The one good thing is that the decision stopped short of allowing police to demand people show ID rather than simply give a name, but Justice John Paul Stevens still nailed it:
"A name can provide the key to a broad array of information about the person, particularly in the hands of a police officer with access to a range of law enforcement databases," he wrote in a dissent. Justices David H. Souter, Ruth Bader Ginsburg and Stephen Breyer also disagreed with the ruling.
A name is no longer an isolated piece of information. The majority's failure - I daresay refusal - to recognize that most basic fact of the so-called Information Age serves only to further enhance police power and the sway of those who actually argued in the case (as I'm sure you'll not be surprised) that "the constant danger of renewed terrorist activity" justifies the law.

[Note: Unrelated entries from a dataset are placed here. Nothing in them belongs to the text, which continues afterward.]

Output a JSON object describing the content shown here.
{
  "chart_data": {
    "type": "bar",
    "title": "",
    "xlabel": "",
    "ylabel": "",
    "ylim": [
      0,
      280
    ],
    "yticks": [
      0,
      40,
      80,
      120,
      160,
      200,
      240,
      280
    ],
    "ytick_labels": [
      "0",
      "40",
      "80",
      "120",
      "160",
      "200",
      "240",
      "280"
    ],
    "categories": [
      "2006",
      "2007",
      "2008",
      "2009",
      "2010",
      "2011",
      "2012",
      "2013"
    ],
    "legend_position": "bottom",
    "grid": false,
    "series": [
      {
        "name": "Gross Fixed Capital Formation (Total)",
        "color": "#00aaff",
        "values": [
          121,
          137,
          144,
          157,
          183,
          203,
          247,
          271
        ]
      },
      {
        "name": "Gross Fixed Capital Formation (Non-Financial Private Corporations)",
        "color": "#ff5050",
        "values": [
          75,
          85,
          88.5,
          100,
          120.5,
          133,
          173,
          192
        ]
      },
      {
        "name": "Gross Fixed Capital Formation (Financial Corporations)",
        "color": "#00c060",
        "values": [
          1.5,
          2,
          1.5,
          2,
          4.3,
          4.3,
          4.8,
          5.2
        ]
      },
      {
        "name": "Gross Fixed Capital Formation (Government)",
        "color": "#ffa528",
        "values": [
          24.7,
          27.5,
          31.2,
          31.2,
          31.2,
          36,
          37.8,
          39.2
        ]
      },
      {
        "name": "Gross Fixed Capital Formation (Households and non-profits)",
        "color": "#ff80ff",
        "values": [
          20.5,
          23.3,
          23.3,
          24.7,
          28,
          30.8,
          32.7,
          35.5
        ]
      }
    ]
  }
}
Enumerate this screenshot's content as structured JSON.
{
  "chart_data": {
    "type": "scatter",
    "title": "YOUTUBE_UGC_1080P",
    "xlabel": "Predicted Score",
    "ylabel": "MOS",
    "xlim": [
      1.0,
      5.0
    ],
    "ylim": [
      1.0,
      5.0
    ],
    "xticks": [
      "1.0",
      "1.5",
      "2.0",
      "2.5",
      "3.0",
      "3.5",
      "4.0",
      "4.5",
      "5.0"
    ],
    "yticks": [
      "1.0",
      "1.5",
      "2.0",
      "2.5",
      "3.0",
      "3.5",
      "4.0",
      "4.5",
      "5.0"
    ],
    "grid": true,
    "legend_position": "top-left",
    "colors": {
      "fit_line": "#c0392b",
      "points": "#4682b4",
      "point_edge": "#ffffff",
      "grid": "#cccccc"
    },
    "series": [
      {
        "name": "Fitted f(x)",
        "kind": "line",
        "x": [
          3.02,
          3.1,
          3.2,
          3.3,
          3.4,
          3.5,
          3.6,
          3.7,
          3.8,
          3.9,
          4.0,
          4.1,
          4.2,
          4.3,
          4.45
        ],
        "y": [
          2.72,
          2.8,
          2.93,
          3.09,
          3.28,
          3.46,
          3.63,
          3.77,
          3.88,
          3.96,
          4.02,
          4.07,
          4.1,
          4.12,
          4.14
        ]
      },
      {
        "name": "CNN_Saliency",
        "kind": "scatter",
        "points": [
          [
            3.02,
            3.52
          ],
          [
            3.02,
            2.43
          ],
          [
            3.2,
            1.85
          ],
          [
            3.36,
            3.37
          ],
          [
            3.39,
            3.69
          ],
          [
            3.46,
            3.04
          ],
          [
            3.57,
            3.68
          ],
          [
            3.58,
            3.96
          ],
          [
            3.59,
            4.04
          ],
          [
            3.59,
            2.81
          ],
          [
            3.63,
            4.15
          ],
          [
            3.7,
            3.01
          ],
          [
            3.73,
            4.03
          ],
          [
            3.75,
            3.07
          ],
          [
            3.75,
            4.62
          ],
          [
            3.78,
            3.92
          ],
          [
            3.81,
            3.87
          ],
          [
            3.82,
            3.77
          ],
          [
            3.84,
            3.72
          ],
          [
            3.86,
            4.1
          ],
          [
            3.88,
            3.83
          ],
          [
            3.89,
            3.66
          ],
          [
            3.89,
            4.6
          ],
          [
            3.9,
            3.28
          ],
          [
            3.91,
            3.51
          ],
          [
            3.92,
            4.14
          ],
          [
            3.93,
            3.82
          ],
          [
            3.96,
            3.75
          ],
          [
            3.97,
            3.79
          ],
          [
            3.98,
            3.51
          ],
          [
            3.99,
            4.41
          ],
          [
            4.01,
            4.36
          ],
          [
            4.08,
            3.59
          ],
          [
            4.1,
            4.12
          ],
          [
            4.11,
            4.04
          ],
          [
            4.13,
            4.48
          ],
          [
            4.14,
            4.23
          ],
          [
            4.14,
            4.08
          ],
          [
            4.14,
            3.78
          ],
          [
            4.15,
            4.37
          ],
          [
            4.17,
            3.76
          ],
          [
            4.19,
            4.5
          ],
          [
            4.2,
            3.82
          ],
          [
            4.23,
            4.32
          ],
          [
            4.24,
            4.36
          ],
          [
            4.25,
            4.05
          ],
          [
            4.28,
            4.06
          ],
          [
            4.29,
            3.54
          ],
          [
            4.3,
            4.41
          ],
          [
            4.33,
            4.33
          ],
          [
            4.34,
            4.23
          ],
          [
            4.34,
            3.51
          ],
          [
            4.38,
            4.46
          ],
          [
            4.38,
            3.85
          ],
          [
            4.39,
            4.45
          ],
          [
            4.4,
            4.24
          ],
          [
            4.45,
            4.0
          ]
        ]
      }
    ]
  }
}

That hopelessly paranoid, slippery-slope argument was raised by the Criminal Justice Legal Foundation, which proudly calls itself the "only public interest organization in America working full time to assure that our courts respect the rights of crime victims." It also argued, in true "only the guilty have something to hide" fashion, "that the demands of modern society minimize an individual's interest in the privacy of his or her identity."

Frankly, I'd say exactly the opposite: The demands and conditions of modern society maximize an individual's interest in their privacy to protect what little remains from being stripped away in the name of the power of the state. Because now, as Tim Lynch, an attorney with the libertarian think tank Cato Institute, said, the court "ruled that the government can turn a person's silence into a criminal offense."

Some years ago, William O. Douglas wrote that the most fundamental right of all was the right to be left alone. No more.